Уважаемые читатели, мы продолжаем публиковать произведения известного египетского писателя Аля АЛЬ-АСУАНИ. Два романа автора – «Дом Якобяна» (2002) и «Чикаго» (2007) – были переведены на русский язык. Аль-Асуани вошёл в список пятисот самых влиятельных мусульман мира (2010), стал лауреатом многочисленных международных литературных конкурсов.

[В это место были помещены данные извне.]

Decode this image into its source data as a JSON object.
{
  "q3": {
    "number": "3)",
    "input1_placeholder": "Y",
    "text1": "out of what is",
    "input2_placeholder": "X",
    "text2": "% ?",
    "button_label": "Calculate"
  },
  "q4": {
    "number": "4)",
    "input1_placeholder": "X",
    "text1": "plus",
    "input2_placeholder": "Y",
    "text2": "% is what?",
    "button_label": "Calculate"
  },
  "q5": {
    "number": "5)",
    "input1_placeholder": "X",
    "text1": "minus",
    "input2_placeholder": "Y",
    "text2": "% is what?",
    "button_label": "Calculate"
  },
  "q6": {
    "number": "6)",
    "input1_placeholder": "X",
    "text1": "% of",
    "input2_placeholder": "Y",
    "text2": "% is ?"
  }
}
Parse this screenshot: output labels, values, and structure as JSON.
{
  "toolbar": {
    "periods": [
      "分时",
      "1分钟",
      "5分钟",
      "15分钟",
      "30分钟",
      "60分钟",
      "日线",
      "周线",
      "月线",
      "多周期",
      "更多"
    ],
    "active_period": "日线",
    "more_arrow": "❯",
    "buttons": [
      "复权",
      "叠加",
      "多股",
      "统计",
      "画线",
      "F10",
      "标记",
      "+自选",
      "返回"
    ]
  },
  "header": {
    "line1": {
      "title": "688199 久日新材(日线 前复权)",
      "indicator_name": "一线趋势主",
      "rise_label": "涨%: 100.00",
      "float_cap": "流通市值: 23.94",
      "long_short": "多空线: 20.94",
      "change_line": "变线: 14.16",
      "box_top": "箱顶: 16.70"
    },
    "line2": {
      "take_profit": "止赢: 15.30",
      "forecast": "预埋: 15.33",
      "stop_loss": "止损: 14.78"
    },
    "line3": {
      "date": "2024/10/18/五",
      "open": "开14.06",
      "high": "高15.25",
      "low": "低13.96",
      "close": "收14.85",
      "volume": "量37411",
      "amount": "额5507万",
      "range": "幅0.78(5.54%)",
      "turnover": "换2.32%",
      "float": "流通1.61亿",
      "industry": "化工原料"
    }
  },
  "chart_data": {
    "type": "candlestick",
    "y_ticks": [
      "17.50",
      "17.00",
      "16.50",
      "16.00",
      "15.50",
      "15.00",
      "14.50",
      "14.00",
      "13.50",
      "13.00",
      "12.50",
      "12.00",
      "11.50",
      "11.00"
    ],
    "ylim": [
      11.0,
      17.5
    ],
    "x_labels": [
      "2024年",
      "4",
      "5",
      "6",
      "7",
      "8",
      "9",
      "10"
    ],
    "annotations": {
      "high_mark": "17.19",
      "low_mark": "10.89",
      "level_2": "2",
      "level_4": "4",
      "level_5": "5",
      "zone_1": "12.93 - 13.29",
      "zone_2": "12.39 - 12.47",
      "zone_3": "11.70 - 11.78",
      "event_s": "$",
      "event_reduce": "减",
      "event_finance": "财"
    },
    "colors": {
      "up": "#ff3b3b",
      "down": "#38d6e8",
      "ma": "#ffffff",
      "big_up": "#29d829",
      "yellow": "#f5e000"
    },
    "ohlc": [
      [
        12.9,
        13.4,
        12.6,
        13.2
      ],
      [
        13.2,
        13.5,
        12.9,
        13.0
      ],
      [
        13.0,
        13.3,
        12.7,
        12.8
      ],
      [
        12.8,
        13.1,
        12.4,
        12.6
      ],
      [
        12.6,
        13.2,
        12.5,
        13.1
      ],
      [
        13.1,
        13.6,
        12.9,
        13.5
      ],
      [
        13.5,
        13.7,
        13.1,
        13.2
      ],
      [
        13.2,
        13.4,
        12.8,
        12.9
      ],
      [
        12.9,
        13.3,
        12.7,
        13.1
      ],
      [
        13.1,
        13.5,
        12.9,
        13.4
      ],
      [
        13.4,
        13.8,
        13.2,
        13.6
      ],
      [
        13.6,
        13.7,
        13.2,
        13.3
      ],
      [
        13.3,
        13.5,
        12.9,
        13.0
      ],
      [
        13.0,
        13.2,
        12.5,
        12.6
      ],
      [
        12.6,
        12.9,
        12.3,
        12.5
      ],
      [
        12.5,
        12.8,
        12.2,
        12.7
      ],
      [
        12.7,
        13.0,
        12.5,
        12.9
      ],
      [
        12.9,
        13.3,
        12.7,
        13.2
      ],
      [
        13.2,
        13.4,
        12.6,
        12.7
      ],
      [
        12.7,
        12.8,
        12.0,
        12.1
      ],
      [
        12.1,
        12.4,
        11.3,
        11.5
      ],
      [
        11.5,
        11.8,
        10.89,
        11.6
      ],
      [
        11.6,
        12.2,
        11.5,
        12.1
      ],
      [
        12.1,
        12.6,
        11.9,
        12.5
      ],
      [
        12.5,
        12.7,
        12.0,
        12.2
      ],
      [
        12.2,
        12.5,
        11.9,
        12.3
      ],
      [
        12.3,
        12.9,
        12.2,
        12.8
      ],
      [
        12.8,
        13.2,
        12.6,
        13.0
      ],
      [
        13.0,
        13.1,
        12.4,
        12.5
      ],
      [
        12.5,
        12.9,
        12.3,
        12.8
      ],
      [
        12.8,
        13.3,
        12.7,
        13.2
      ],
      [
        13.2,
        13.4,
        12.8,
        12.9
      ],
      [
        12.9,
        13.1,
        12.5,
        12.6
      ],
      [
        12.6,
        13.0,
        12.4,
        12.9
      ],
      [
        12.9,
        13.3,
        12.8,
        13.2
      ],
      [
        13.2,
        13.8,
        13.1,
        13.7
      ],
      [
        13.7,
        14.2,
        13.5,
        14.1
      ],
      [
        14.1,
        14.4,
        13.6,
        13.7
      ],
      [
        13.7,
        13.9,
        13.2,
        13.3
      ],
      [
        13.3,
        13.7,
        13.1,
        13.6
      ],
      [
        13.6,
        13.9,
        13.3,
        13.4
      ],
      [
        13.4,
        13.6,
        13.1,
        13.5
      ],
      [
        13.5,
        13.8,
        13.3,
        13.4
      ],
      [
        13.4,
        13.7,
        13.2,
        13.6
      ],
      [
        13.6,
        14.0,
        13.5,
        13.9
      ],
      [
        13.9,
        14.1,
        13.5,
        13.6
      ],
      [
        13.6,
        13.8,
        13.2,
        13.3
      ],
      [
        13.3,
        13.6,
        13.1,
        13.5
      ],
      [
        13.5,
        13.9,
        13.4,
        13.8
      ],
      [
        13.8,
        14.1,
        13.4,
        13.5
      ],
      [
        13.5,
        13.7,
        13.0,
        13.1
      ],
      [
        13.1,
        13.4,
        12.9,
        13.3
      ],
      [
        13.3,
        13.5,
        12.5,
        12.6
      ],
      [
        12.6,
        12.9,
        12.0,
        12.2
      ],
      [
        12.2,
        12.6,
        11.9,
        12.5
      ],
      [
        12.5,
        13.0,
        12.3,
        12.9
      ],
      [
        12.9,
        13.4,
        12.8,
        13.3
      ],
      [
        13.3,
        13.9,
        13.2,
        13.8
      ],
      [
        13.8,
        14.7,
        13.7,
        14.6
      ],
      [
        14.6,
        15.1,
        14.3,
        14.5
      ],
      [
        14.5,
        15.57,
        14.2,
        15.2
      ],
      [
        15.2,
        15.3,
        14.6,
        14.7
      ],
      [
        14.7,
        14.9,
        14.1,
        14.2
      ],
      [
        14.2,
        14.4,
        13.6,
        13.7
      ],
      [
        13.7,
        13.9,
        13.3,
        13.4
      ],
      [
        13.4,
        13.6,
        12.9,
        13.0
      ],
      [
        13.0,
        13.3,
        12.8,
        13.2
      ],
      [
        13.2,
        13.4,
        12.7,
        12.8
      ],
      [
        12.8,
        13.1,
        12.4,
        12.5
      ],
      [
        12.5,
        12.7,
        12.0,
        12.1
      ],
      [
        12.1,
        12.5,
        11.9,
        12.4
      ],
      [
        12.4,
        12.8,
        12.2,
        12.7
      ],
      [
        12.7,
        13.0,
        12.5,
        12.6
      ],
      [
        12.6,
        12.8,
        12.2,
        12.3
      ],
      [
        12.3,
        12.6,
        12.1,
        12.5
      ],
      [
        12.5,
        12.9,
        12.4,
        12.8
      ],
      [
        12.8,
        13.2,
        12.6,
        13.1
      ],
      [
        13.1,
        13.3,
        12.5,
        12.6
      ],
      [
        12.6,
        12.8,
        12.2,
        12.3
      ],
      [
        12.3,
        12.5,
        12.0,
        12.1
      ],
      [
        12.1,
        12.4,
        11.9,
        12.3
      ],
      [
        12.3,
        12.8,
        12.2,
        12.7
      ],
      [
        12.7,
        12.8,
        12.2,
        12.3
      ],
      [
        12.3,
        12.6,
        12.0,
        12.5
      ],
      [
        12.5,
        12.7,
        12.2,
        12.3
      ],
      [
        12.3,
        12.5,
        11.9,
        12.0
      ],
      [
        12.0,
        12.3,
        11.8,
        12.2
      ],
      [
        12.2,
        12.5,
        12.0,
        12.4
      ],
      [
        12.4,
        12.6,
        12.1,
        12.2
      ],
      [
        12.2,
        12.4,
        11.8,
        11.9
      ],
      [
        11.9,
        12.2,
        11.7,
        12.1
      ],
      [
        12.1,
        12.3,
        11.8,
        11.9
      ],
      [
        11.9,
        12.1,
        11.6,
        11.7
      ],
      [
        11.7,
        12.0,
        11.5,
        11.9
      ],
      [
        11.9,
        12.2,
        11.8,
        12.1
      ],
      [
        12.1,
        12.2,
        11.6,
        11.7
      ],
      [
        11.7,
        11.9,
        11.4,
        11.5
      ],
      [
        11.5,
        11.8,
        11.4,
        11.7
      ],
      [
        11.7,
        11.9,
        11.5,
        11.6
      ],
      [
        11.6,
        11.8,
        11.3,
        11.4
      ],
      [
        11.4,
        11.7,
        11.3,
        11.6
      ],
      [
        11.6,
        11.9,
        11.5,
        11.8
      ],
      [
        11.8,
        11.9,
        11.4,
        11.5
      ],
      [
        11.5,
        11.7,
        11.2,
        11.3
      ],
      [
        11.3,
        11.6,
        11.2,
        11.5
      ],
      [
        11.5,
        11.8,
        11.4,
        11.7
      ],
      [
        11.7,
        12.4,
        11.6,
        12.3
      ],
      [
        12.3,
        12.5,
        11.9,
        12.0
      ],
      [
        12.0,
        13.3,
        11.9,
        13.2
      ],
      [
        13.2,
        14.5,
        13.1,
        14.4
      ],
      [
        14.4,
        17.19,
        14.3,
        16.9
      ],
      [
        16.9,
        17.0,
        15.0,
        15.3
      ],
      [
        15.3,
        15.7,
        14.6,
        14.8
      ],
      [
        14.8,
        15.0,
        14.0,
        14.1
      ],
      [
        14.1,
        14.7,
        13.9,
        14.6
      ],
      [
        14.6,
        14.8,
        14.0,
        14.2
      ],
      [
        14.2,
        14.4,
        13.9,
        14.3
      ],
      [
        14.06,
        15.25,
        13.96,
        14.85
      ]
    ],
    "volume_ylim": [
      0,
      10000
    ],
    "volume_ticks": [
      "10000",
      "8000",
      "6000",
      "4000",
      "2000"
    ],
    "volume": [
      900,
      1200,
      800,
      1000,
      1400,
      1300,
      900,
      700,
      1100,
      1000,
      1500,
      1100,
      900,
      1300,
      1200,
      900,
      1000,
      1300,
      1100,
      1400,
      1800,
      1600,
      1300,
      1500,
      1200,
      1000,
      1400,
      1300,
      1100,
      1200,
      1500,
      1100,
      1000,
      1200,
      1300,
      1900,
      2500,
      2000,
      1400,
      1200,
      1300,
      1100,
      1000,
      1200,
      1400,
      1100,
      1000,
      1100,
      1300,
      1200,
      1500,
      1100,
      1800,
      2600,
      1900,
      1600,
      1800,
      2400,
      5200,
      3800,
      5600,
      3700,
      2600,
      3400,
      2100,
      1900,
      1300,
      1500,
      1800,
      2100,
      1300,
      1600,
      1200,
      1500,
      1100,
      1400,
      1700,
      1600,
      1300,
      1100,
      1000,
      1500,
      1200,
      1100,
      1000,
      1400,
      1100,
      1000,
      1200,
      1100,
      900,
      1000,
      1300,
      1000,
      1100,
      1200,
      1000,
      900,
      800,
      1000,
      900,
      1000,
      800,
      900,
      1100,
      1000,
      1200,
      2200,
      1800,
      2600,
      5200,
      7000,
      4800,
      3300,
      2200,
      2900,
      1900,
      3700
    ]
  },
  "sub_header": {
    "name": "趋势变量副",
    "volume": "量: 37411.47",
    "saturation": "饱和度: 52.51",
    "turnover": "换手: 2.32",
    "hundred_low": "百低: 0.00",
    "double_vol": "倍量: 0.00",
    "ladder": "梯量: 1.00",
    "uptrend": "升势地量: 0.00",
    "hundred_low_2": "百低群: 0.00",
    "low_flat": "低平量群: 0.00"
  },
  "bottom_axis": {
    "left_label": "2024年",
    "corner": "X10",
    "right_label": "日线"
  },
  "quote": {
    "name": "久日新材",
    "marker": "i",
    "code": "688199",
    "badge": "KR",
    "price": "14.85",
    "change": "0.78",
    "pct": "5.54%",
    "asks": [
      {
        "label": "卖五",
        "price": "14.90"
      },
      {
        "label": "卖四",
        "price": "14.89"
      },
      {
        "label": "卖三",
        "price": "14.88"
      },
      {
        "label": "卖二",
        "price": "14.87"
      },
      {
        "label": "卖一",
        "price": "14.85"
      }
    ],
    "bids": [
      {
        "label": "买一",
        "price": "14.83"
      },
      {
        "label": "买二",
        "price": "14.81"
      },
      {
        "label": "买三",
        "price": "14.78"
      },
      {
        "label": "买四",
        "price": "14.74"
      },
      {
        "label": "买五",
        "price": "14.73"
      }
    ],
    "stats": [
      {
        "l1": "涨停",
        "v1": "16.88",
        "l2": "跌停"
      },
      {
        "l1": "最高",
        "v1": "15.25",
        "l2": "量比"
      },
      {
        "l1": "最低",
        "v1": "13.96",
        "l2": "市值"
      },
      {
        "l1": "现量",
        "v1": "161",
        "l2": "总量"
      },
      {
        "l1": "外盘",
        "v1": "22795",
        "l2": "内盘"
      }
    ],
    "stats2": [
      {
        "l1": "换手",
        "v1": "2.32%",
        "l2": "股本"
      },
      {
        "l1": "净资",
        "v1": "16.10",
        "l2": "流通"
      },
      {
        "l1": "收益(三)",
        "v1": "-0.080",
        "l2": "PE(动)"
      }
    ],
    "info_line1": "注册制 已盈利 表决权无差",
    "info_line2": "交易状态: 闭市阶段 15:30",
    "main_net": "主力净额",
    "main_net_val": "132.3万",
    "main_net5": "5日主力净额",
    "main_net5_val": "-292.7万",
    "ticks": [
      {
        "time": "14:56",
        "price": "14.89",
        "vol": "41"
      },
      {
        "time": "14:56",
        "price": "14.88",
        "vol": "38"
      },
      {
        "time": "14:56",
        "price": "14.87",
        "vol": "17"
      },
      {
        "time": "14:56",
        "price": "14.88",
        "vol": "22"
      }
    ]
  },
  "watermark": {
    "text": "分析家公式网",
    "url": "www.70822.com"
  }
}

Сегодня предлагаем вашему вниманию рассказ «Мадам Зита Мендес. Последний образ» из сборника «Дружественный огонь», автором перевода которого является арабист-филолог Сарали ГИНЦБУРГ.
1961
По воскресеньям отец брал меня с собой к ней в гости. Она жила в том высоком здании, что находится прямо посередине улицы Адли. Когда мы заходили через центральный вход, нас сразу окутывал прохладный воздух. Первый этаж был отделан мрамором, круглые колонны казались огромными. Гигантского роста привратник-нубиец торопился вызвать нам лифт и после того, как в его кармане исчезала подаренная отцом банкнота, удалялся, бормоча многочисленные благодарности. Начиная с этого момента мой папа становился абсолютно другим человеком, не похожим на того, каким его привыкли видеть дома. В гостях у тёти Зиты отец был мягким, обходительным, нежным и очень эмоциональным.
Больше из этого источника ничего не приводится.